Antilegômenos (escritos disputados), refere-se aos escritos que eram questionados como sendo ou não inspirados. Foi usado pelo historiador Euzébio de Cesareia para referir-se aqueles livros que não tinham um reconhecimento universal da igreja (homolegomenos), mas que também não eram totalmente considerados não canônicos, como por exemplo, Apocalipse de Pedro. Entre os antilegômenos estão a carta aos hebreus, epístola de Judas. Apesar do termo antilegômenos ser mais adequado em relação ao Novo Testamento,  o conceito pode ser aplicado aos livros do Velho Testamento também. Livros como o de Ester e Cantares de Salomão tiveram suas autenticidades e valor canônico questionados em um primeiro momento, mas posteriormente, aceitos e incluídos no cânon. Apocalipse pode ser enquadrado em uma categoria unica, pois como vimos, ele em um primeiro momento foi considerado canônico, mais tarde sofreu contestações e por fim foi reconhecido definitivamente como texto sagrado e inspirado. 

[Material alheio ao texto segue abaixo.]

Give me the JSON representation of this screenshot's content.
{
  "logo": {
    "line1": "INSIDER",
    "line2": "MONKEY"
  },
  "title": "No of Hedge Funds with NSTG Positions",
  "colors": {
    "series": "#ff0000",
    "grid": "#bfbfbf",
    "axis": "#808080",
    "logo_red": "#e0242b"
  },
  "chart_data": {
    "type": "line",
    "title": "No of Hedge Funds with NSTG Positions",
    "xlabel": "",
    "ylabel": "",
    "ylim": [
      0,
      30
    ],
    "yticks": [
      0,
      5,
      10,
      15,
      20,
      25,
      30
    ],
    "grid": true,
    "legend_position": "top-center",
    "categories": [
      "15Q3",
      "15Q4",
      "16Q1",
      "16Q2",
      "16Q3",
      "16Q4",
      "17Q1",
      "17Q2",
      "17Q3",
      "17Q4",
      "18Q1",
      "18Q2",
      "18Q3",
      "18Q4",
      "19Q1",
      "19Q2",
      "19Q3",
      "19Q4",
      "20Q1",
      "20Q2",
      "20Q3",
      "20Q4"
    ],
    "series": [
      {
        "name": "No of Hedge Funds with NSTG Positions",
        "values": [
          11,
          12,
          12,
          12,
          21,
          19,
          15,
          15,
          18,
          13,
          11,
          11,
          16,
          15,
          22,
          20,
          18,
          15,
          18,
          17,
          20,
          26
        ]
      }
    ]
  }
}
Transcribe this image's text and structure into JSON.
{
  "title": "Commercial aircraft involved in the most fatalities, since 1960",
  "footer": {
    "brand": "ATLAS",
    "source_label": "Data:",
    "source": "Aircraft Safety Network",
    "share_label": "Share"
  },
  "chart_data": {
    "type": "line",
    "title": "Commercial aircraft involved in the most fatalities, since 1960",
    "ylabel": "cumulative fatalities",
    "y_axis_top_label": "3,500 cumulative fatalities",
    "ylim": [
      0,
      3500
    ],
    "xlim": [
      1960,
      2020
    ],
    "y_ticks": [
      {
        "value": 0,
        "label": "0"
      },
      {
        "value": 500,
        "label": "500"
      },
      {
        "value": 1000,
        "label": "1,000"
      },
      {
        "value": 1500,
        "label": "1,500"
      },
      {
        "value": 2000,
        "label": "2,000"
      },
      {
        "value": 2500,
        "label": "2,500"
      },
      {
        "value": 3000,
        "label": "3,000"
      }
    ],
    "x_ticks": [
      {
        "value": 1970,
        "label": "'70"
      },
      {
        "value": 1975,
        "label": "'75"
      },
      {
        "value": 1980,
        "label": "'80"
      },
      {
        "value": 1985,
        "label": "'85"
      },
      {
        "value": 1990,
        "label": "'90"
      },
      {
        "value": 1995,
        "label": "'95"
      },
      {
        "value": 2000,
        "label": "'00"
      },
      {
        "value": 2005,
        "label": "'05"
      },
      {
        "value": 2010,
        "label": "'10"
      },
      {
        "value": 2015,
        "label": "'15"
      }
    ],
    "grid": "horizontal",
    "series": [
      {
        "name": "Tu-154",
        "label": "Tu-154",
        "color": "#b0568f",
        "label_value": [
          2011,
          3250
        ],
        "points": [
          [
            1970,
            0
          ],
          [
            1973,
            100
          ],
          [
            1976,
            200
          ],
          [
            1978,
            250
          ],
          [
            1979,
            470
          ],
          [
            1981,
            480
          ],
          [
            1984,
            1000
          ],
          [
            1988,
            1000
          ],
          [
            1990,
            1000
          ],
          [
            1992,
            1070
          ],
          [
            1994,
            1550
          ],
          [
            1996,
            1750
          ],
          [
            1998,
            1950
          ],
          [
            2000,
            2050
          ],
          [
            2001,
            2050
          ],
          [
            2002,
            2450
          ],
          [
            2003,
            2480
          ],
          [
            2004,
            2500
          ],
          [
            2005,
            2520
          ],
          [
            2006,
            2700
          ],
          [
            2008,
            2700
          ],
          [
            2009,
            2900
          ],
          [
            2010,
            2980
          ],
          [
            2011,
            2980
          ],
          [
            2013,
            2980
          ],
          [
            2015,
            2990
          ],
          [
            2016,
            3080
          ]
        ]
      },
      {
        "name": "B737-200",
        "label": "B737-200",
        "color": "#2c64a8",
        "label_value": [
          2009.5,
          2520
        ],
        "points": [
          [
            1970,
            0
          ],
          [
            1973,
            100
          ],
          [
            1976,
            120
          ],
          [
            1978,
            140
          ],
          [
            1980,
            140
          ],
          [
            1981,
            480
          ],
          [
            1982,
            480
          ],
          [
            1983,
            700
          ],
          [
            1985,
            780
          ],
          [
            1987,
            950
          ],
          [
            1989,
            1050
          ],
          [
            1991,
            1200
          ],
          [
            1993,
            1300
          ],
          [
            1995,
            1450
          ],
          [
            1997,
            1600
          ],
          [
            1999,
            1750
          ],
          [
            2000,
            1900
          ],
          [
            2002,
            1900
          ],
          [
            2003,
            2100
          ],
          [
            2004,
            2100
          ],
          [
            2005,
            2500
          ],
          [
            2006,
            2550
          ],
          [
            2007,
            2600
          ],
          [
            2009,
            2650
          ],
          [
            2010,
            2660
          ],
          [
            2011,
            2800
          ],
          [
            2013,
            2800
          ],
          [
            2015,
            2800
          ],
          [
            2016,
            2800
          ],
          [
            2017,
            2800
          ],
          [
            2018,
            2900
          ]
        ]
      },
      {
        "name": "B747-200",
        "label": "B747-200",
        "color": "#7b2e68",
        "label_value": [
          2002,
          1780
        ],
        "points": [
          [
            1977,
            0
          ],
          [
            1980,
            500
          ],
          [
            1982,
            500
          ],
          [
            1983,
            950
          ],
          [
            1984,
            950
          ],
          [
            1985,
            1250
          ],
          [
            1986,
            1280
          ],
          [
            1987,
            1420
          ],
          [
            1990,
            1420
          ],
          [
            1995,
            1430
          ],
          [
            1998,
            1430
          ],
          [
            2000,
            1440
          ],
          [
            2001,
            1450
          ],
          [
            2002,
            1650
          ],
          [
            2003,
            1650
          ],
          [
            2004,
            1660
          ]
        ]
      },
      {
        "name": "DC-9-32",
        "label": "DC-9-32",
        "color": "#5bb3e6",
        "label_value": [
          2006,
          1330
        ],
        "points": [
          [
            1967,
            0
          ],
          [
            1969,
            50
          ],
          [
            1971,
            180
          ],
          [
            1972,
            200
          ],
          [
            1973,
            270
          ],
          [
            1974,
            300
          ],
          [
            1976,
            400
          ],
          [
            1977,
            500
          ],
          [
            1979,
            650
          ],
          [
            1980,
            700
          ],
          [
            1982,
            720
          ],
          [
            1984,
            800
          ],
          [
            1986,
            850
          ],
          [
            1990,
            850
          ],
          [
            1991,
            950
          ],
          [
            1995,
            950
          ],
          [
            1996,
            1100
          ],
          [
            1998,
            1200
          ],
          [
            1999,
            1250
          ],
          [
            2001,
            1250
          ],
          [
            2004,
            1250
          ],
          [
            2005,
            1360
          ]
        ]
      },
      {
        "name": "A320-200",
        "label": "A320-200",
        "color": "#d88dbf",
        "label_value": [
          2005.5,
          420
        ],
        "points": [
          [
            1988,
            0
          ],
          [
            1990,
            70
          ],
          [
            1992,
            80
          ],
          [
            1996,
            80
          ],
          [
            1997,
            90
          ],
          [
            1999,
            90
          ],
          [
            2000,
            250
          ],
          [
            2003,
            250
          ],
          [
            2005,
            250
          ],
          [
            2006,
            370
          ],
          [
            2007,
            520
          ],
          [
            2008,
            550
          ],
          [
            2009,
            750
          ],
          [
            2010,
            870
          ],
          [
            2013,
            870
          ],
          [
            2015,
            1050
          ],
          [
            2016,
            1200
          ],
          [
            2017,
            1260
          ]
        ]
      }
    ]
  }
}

Lutero criou sua própria lista, chamada de cânon de Lutero.  Nela ele excluíu os livros deuterocanônicos, aqueles que estão nas bíblias católicas. Em relação aos livros do Novo Testamento, eles tinha reservas com pelo menos 4 deles: Tiago, Judas, Hebreus e Apocalipse. Apesar dele não ter excluído eles na sua tradução para o alemão, ele os colocou em uma especie de apêndice no final. As reservas de Lutero a esses livros devem-se muito ao fato de que eles já haviam sido motivo de discussão no passado. Com respeito a opinião de Lutero em relação ao Apocalipse, podemos resumir a opinião dele contida no prefácio da edição de 1522: ele pede que seus leitores tenham suas opiniões próprias em relação ao livro, porém, ele afirma que não considera o livro nem apostólico e nem profético. Uma das criticas que Lutero faz ao Apocalipse, foi a falta de clareza do livro, algo que segundo ele deveria caracterizar o ensino apostólico. Lutero também compara Apocalipse ao 2 livro de Esdras, um livro considerado apócrifo por católicos e protestantes, e que possui muito conteúdo apocalíptico semelhante ao livro do Novo Testamento. No fim do prefácio Lutero diz o seguinte: "Prefiro me apegar a livros que apresentam Cristo de forma clara e limpa". Apocalipse é considerado canônico nas igrejas luteranas, porém, com a ressalva que ele deve ser usados com cuidado (fonte 3).


Conclusão

A historia da formação do cânon das escrituras é um capitulo à parte na historia da igreja. Podemos ver isso apenas focando em um livro, no caso o livro de Apocalipse, porém, outros livros sofreram a mesma resistência e estiveram envolvidos em grandes discussões até serem reconhecidos como inspirados. Apocalipse é claramente um livro de difícil interpretação, dificuldade que levou muitos eruditos do passado a evita-lo ou até rejeita-lo. O próprio livro porém, nos aconselha a estuda-lo, (Ap. 1.3), por outro lado, o mesmo livro alerta para não acrescentar e nem tirar nada dele, (Ap. 22.18-19). Paz e graça a todos.